FLAG = b'pwnEd{???...?}'

n, d = gen_key()
m    = bytes_to_long(FLAG)

c    = encrypt(n, e, m)
m    = decrypt(n, d, c)

print(f'n = {n}')
print(f'Encrypted flag: {c}')
print(f'It just doesn\'t work!: {long_to_bytes(m)}')

The first things to notice are that e isn't the usual 65537, and isn't prime either. Then n evaluates to just p instead of pq, so the output we're given:

n = 158956010976836742521330254087275425096501583054825136137040889728364290468342445750425376148898452284963095323948276435573809460871703413808672473157217817381946017879464498512288960101002405275174672926496400917470509079465025417877720664744491054992376496575684398645703346912039046842844204816524282238459
Encrypted flag: 17696325213195819360084027228862087546075383230711834052302081670404491942278399339165629822030797913121661625273125782635636475385580385239446207346095935362399429412825040827923795088154904762207215060766109368707427481633970394393914176132798637385151502305355038711511174834777689397585730318578634645332
It just doesn't work!: b'\xb1s\xacL\x841\xff\r\xfd\x9e\x9e\xe29\xb2\xfd\xf7I\xe2?\x1bb\xd4\x8dZ\xce\xa0\x18\xc4\x040\x8c\xe1\xd2\x81B\xb1\xda\x9av\xd5Np\xf4m\xeb\xdc\xfd\xcc0\xe3\xa9h\x86\xb8c\x86\x84\xb7\xda\x99uJ\x0b\xbe\x1d@\xbf\x98\x95\x92\xc7\x04\xef,,\xd4\tt\x82\xba\xd8\x17O\x9bI\xf6\xe8j\x8a\xb3H5n\x0cEA|\x1d\xab(\xd4\x9dU&=\x8aVA\x04\xa62\x11\xa1\xdb\xf0\xf5\xd4%\xde+\xa3+\xe6\xc8*\xffv\xad'

uses the wrong private key. So, we're given n which is prime, thus there isn't really a p or q, the ciphertext c and e. Using sources to work out how RSA works and calculate the correct value for d, the totient φ(n) is n-1 since n is prime. Typically this is all that should be done, and RsaCtfTool managed to decrypt the ciphertext with python3 RsaCtfTool.py -n <N> -e 65536 --uncipher <CIPHER> --attack ecm2, but this was all we could get to during the CTF. Afterwards, it's revealed that since e isn't coprime with φ(n) we can't decrypt the message as you usually would.

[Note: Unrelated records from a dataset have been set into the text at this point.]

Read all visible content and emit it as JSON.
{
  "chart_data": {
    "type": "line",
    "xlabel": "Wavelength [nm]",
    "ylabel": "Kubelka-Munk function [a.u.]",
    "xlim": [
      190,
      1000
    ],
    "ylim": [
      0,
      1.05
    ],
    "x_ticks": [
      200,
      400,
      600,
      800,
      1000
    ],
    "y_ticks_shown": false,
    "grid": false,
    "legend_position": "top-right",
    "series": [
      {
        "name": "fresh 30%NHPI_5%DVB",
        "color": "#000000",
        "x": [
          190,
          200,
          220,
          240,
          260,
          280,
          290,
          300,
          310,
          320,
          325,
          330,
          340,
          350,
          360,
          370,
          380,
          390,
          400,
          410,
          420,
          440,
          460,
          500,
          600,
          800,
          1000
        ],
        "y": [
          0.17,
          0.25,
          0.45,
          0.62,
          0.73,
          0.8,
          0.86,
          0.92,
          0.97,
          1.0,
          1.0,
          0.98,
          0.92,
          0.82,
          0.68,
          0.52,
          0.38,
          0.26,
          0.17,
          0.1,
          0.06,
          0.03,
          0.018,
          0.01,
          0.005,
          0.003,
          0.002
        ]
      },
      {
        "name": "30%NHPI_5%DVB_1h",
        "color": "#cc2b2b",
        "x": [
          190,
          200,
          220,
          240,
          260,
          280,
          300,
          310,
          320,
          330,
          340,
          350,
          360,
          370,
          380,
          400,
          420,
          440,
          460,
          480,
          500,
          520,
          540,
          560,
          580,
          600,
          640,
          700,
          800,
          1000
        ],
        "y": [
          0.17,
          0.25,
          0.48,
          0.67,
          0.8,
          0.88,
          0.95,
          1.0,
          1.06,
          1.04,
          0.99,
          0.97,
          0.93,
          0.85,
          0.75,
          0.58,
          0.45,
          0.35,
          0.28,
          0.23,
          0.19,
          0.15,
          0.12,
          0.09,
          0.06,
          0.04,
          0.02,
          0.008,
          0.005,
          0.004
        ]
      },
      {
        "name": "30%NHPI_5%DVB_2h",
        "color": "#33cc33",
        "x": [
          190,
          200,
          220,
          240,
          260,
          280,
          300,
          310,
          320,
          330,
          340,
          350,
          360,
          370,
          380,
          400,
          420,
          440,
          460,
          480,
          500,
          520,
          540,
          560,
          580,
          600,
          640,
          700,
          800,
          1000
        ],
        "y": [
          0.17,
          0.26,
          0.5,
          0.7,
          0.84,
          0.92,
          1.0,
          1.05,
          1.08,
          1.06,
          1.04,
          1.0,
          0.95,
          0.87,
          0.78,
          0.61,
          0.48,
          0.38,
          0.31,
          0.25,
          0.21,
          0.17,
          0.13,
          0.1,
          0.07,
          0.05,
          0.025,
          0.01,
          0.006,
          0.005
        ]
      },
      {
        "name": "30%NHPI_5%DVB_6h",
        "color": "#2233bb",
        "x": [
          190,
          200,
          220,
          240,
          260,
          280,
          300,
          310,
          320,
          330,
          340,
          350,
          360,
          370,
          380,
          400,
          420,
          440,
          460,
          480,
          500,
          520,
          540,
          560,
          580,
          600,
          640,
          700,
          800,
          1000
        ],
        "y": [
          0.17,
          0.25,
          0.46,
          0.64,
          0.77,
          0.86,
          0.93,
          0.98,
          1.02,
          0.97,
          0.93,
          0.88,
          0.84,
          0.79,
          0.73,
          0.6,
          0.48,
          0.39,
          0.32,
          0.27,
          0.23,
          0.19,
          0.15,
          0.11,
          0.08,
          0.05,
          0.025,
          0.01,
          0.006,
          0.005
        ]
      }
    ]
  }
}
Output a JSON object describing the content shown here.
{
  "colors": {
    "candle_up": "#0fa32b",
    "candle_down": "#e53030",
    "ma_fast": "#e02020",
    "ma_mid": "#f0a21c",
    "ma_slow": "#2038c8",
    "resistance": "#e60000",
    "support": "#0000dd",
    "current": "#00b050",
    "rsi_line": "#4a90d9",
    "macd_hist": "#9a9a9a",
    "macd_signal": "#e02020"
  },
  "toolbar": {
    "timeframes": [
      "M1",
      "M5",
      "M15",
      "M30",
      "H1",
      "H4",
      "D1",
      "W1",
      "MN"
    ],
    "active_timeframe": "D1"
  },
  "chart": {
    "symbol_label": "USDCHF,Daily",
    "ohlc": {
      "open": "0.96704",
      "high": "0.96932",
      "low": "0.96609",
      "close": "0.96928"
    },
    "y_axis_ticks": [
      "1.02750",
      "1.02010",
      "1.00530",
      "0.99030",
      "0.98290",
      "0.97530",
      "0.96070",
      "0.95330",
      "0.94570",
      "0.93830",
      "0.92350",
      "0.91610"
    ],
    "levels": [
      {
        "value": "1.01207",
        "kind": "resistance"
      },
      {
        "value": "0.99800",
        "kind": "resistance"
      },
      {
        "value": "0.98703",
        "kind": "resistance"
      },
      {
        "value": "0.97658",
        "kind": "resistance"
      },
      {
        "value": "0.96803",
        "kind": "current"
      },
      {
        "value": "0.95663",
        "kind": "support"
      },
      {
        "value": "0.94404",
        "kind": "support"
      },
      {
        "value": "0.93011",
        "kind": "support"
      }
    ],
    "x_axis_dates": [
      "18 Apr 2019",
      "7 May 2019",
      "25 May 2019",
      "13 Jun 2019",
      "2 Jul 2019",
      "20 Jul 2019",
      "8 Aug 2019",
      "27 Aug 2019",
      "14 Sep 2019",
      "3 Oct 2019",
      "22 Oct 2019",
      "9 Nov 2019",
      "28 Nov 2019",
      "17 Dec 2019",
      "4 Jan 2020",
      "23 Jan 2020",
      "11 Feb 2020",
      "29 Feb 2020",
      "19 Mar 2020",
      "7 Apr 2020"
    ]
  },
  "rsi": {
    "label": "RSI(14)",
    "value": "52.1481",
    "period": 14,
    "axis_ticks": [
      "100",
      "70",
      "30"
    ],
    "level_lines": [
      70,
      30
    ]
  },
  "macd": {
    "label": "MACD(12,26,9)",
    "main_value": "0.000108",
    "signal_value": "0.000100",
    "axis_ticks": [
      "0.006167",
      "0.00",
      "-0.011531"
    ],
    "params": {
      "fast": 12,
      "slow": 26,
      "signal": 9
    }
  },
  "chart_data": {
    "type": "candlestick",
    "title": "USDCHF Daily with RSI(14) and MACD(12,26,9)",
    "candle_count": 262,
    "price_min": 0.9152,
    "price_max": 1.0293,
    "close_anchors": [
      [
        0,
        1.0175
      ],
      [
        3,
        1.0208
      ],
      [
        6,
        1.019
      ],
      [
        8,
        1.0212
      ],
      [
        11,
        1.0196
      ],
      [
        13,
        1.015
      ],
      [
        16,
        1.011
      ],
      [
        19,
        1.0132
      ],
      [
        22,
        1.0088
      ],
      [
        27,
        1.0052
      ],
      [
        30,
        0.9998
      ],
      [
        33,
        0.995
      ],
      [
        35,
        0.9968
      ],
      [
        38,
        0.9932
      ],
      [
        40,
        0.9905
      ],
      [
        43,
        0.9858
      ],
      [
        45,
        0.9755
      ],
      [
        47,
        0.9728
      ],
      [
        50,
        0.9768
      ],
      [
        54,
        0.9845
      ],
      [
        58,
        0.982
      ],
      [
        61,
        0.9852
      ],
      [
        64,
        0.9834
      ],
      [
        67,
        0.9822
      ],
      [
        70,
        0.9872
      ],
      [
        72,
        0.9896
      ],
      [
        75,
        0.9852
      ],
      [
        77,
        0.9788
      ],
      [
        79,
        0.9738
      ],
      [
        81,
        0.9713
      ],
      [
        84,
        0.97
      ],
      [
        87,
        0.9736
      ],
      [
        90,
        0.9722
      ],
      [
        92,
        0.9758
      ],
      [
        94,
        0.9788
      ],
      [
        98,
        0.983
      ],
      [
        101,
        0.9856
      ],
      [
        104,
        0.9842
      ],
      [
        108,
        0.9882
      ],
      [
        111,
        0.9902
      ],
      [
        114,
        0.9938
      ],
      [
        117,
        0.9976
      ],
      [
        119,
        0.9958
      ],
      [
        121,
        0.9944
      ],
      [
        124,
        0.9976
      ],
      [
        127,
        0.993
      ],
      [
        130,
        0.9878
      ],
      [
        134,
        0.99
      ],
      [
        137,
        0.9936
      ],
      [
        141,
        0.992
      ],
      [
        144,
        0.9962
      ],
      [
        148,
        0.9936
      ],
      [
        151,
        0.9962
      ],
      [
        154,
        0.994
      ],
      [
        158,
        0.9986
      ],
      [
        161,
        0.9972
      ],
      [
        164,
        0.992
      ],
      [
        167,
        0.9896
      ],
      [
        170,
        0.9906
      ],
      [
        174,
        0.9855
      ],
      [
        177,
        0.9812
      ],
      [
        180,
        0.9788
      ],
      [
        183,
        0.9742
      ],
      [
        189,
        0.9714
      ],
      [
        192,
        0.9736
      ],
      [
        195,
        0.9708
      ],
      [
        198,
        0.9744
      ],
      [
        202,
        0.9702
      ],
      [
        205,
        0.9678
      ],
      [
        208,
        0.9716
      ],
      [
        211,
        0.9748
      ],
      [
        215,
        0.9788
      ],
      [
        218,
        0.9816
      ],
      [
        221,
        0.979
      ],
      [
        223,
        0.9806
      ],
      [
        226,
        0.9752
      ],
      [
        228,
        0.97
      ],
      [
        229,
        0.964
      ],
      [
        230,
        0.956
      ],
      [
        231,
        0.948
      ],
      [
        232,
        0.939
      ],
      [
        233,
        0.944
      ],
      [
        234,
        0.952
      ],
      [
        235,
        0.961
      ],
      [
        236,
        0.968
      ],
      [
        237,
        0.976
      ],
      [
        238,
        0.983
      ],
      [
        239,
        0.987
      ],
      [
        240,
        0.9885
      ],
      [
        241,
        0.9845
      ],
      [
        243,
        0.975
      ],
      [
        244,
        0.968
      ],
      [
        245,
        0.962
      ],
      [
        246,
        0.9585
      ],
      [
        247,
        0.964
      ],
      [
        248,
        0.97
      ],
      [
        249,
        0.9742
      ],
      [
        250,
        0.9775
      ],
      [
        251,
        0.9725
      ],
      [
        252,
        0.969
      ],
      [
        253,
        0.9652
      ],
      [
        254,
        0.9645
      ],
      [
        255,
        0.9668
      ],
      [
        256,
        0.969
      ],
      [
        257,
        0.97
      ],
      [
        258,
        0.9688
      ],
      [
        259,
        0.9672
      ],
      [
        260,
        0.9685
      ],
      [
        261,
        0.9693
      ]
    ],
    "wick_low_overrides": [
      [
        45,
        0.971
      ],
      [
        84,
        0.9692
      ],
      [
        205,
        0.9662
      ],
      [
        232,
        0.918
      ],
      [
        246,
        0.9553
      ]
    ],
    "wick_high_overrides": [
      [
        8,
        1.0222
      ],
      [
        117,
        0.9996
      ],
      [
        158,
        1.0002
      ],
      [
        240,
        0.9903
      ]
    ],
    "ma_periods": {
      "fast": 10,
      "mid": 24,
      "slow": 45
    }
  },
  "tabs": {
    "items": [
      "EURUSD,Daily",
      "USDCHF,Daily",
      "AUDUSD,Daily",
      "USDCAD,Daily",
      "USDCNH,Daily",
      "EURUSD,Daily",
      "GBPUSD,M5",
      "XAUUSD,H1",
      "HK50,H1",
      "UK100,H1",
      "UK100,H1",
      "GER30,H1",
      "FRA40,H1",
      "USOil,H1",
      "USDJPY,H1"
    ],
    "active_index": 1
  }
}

One reason RSA works is that ed = 1 (mod φ(n)) holds, it follows that c^d = m^ed = m (mod n), proof here. Since the decryption isn't working even with the correct d then ed = x (mod φ(n)) where x isn't 1. Finding this x is rather simple, we just evaluate e*d%n, which gives us 2. Recall that m^ed = m (mod n), so we've got the message squared. To find the modular square root, we use the Tonelli-Shanks algorithm. Since there's an online implementation, we just enter our m^2 for a and n for p, convert this long into bytes and we get the flag.